Closed theLOICofFRANCE closed 6 years ago
Used in exploits this way:
f = fopen("/proc/kallsyms", "r");
The addresses are already shown as 0000000000000000
by default since kptr_restrict
is set to 2
by default in linux-hardened and will be set to 3
once support for that lands upstream.
Good. /proc/sched_debug can be interesting (example: floppy-disk-exploit). restrict-sched_debug.patch
There's already a generic way to lock down access to procfs, sysfs, debugfs, etc. By changing APIs to only be accessible to root, you're increasing the amount of code that ends up needing to run as root.
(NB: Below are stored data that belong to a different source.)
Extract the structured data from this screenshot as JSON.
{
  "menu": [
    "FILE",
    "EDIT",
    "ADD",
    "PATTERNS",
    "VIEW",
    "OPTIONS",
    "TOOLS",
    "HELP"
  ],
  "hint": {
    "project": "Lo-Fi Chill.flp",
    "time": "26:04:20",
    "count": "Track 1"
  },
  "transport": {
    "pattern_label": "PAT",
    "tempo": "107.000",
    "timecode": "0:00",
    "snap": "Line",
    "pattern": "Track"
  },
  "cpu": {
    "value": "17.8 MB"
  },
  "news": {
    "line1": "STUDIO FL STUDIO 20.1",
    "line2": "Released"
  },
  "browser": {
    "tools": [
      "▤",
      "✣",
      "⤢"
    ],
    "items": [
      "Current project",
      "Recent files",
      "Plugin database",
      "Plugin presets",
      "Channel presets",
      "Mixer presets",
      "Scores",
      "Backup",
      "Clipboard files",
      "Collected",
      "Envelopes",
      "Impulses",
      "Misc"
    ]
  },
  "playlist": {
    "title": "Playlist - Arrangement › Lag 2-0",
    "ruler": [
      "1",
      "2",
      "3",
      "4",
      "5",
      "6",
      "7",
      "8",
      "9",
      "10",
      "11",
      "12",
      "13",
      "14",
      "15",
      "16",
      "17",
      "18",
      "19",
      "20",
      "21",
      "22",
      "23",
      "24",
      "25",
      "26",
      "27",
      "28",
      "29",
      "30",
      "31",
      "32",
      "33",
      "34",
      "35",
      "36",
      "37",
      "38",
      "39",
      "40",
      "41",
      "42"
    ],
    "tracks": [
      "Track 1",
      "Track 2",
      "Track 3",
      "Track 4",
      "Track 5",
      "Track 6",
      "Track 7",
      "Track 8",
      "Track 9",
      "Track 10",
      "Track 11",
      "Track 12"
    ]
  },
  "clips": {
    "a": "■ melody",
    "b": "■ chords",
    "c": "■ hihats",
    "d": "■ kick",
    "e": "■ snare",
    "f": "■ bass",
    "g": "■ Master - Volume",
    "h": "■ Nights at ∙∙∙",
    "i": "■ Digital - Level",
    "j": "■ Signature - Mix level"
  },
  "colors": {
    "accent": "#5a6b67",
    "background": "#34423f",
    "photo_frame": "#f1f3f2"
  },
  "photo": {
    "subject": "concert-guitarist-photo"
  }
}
For these timing APIs, you would be forcing statistics logging / monitoring code that uses it to run as root.
The existing approach of using SELinux is more flexible and works for any /proc APIs:
diff --git a/genfs_contexts b/genfs_contexts
index c7900fab..53da7d37 100644
--- a/genfs_contexts
+++ b/genfs_contexts
@@ -12,6 +12,8 @@ genfscon proc /net/ipv6_route u:object_r:proc_net_devroute:s0
genfscon proc /net/route u:object_r:proc_net_devroute:s0
genfscon proc /net/xt_qtaguid/ctrl u:object_r:qtaguid_proc:s0
genfscon proc /cpuinfo u:object_r:proc_cpuinfo:s0
+genfscon proc /sched_debug u:object_r:proc_timer:s0
+genfscon proc /schedstat u:object_r:proc_timer:s0
genfscon proc /softirqs u:object_r:proc_timer:s0
genfscon proc /stat u:object_r:proc_stat:s0
genfscon proc /sysrq-trigger u:object_r:proc_sysrq:s0
I'm not interested in hard-wiring policies for this in the kernel. It needs to be more flexible than simply limiting everything to root which would either break existing code or force it to start running as root. If something can be done with SELinux it's not in scope for copperhead/linux-hardened. If there's an access control feature that cannot be done by SELinux, it may be in-scope, but the best way to implement it may be extending SELinux upstream.
Hi,
The linux kernel symbols /proc/kallsyms is regularly used in exploits. Example: nelson, linux-rds-exploit, cheddar_bay, therebel, wunderbar_emporium, robert-you-suck, linux-rds-exploit etc...
Although the CONFIG_KALLSYMS option can be disabled, this is very rare in distributions. Changing the access rights would therefore limit or complicate certain exploits that uses kernel symbols.